On the pessimistic side there’s Nouriel Roubini, the man known as “Dr. Doom” for his pessimistic outlook on the global economy. He recently pinpointed Canada’s housing market as a bubble set to pop.
Canada is in the company of other housing markets that Roubini (known as one of the few to correctly predict the U.S. housing crash) says are showing “signs of frothiness, if not outright bubbles,” including Switzerland, Sweden, Germany, Australia and New Zealand.
More optimistic is Bank of Canada governor Stephen Poloz, who reiterated again last week that he doesn’t see a bubble. Instead, he believes there will be a gradual slowing of sales activity in the years to come.

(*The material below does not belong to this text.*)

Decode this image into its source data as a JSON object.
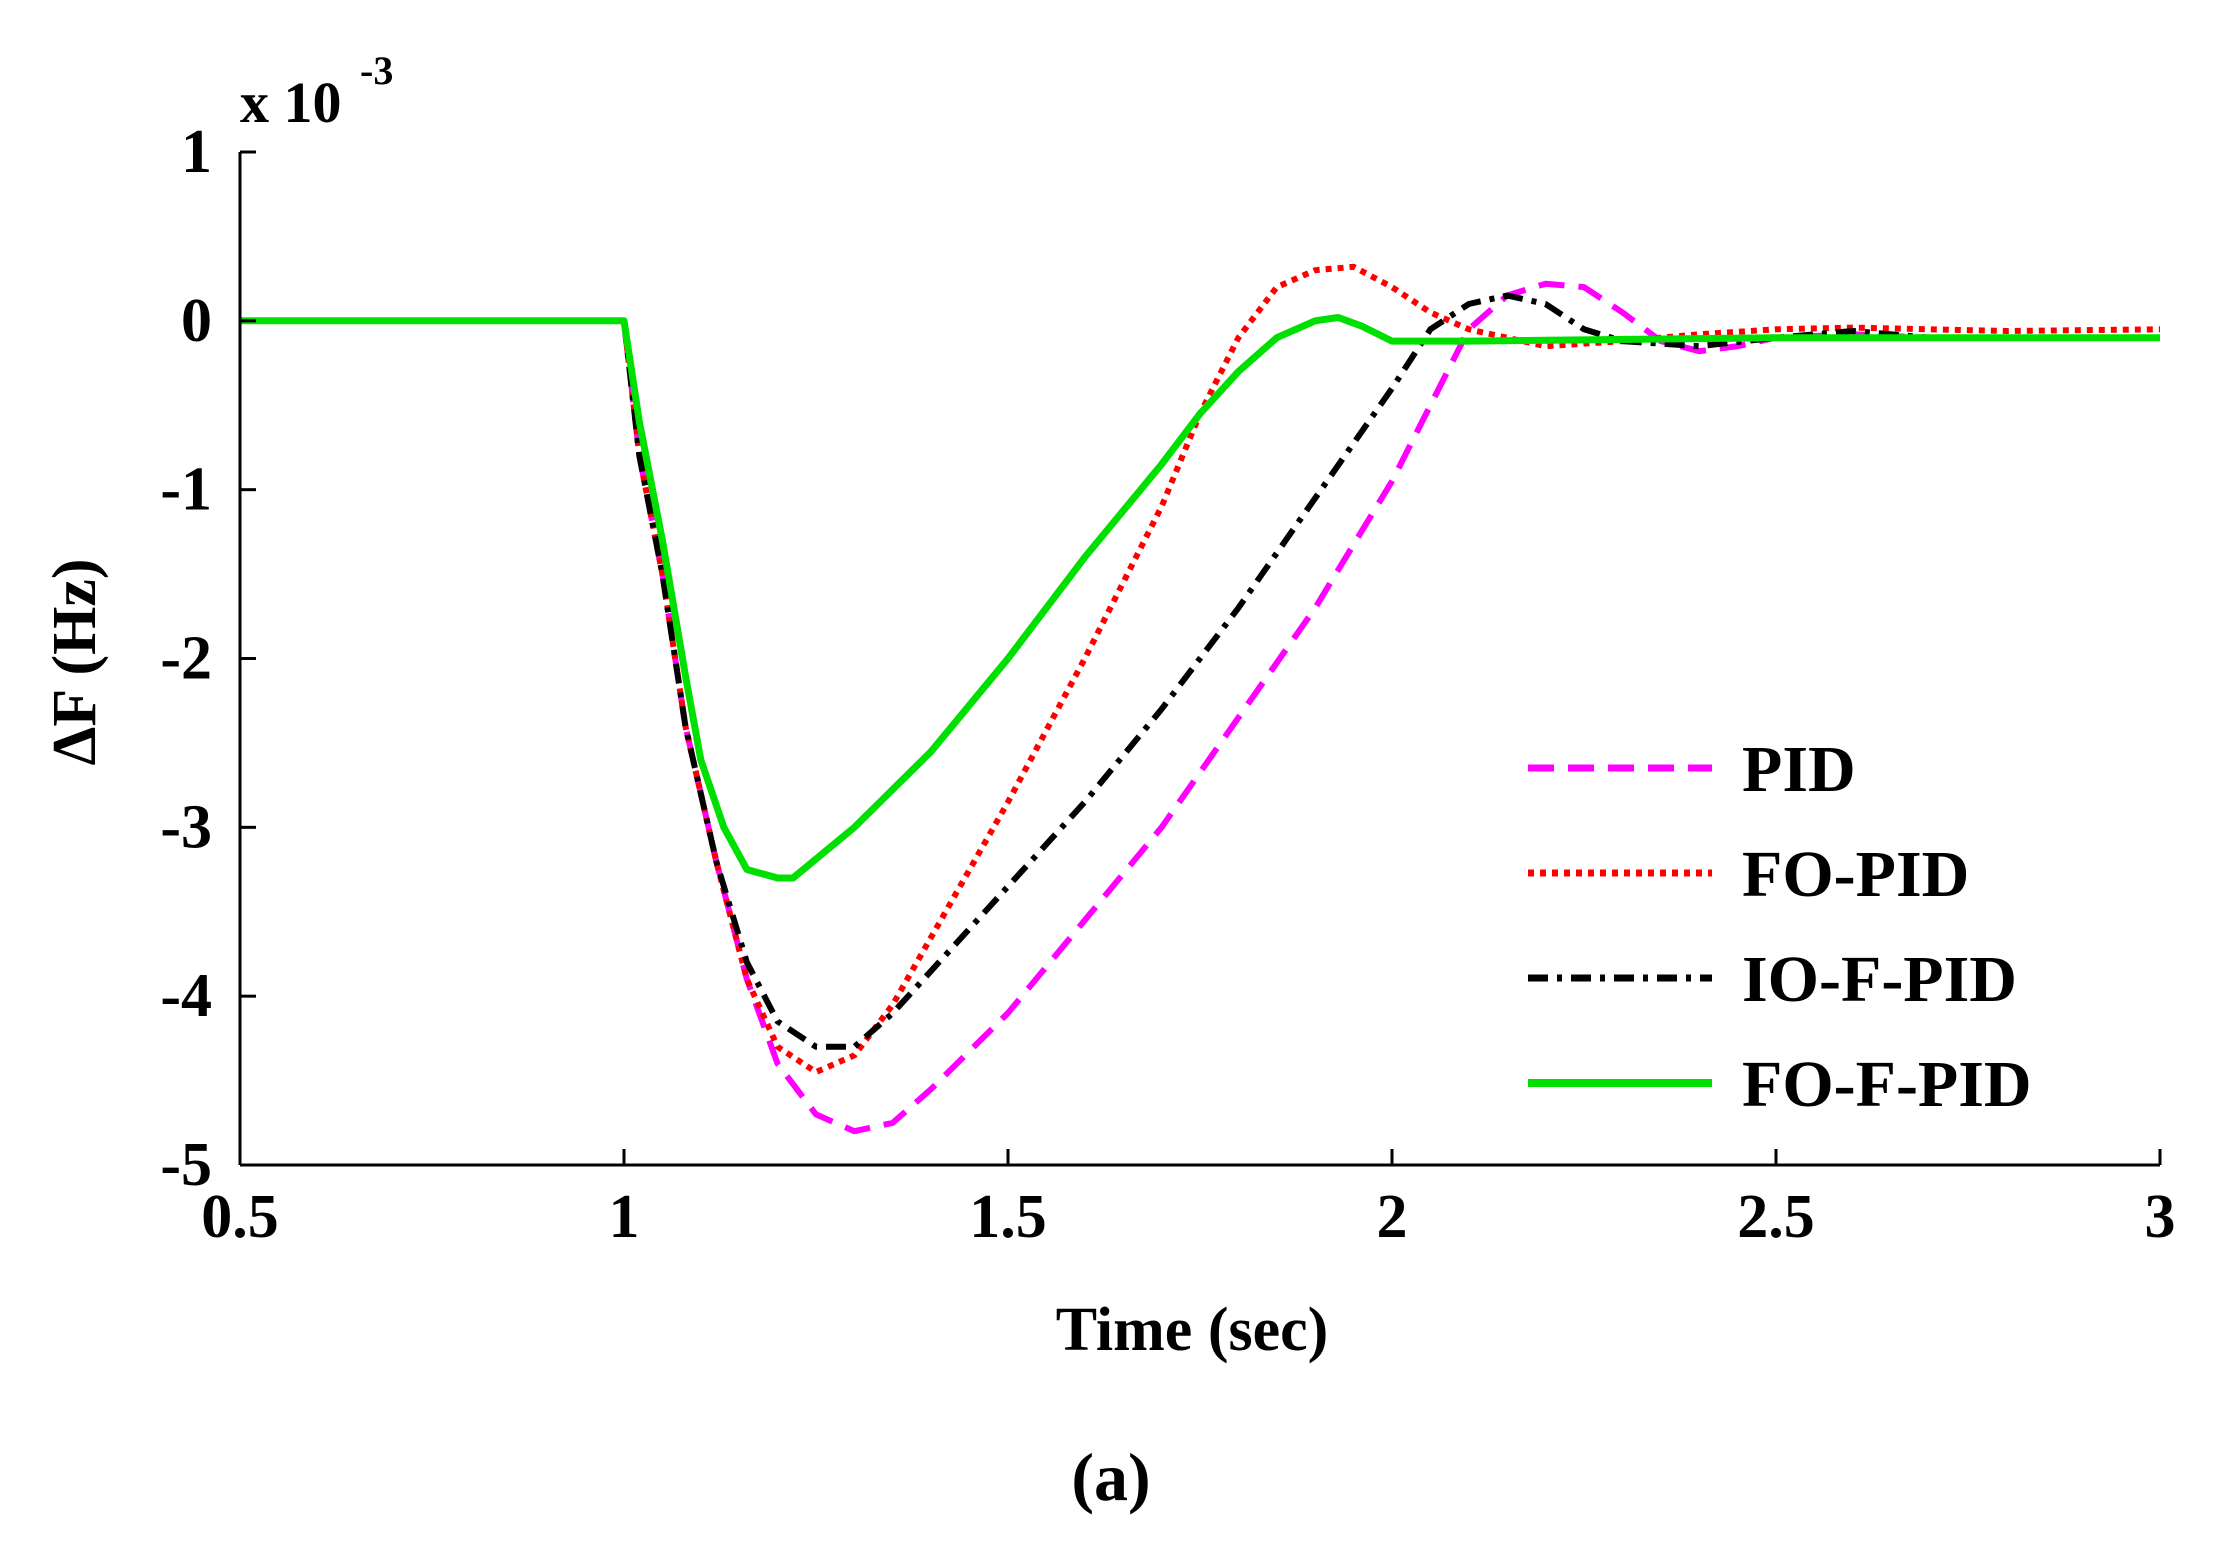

“The bank continues to expect a soft landing in the housing market,” he said, repeating calls economists have been making for the past several months.
So far, predictions on both sides are proving to be incorrect as Canada’ housing market continues to defy expectations. That’s despite rising borrowing rates being offered by the banks and government moves to tighten mortgage conditions to prevent a U.S.-style crash.
“2013 was a year of pleasant surprises for Canada’s housing market,” BMO Capital Markets senior economist Sal Guatieri said in a recent note. “Far from extending last year’s deep sales dive on mortgage-rule turbulence, the market pulled up sharply and is cruising at an above-normal altitude.”
Even the major cities expected to drag down the data, namely Toronto and Vancouver, have outperformed, BMO notes.
In Toronto, Canada’s largest city responsible for about one-fifth of national sales, BMO says activity is up 20 per cent year-over-year for the months of August-to-October, as prices continue to climb.
That’s despite ongoing calls for a crash, particularly in the condo market where overbuilding of units has been an ongoing concern.
“The number of newly built, unoccupied condos is not high when normalized for population growth,” Guatieri writes. “For the most part, markets are balanced, but sellers rule and bidding wars prevail in certain pockets where listings are scarce.”
In high-priced Vancouver, which many believe has the greatest risk of a housing collapse, the market has bounced back strong from a dip in sales earlier this year.
Sales were down 33 per cent at the worst point earlier this year, but have since “pole-vaulted” 50 per cent to “near normal levels,” says BMO.
“Buyers held the upper hand last year, but the pendulum has swung toward balance today,” Guatieri says, predicting housing prices to fall slightly as mortgage rates continue to creep higher.
Overall, Canada’s housing market is rebounding across the country with sales up about 8 per cent in October compared to the same time last year, according to the Canadian Real Estate Association. Preliminary data for November also shows continued strength in sales.
Both the cautious and the extremely pessimistic camps have yet to be proven correct in their calls for Canada’s seemingly unpredictable housing market.
Eventually, one side will claim victory. Which one remains anyone’s guess.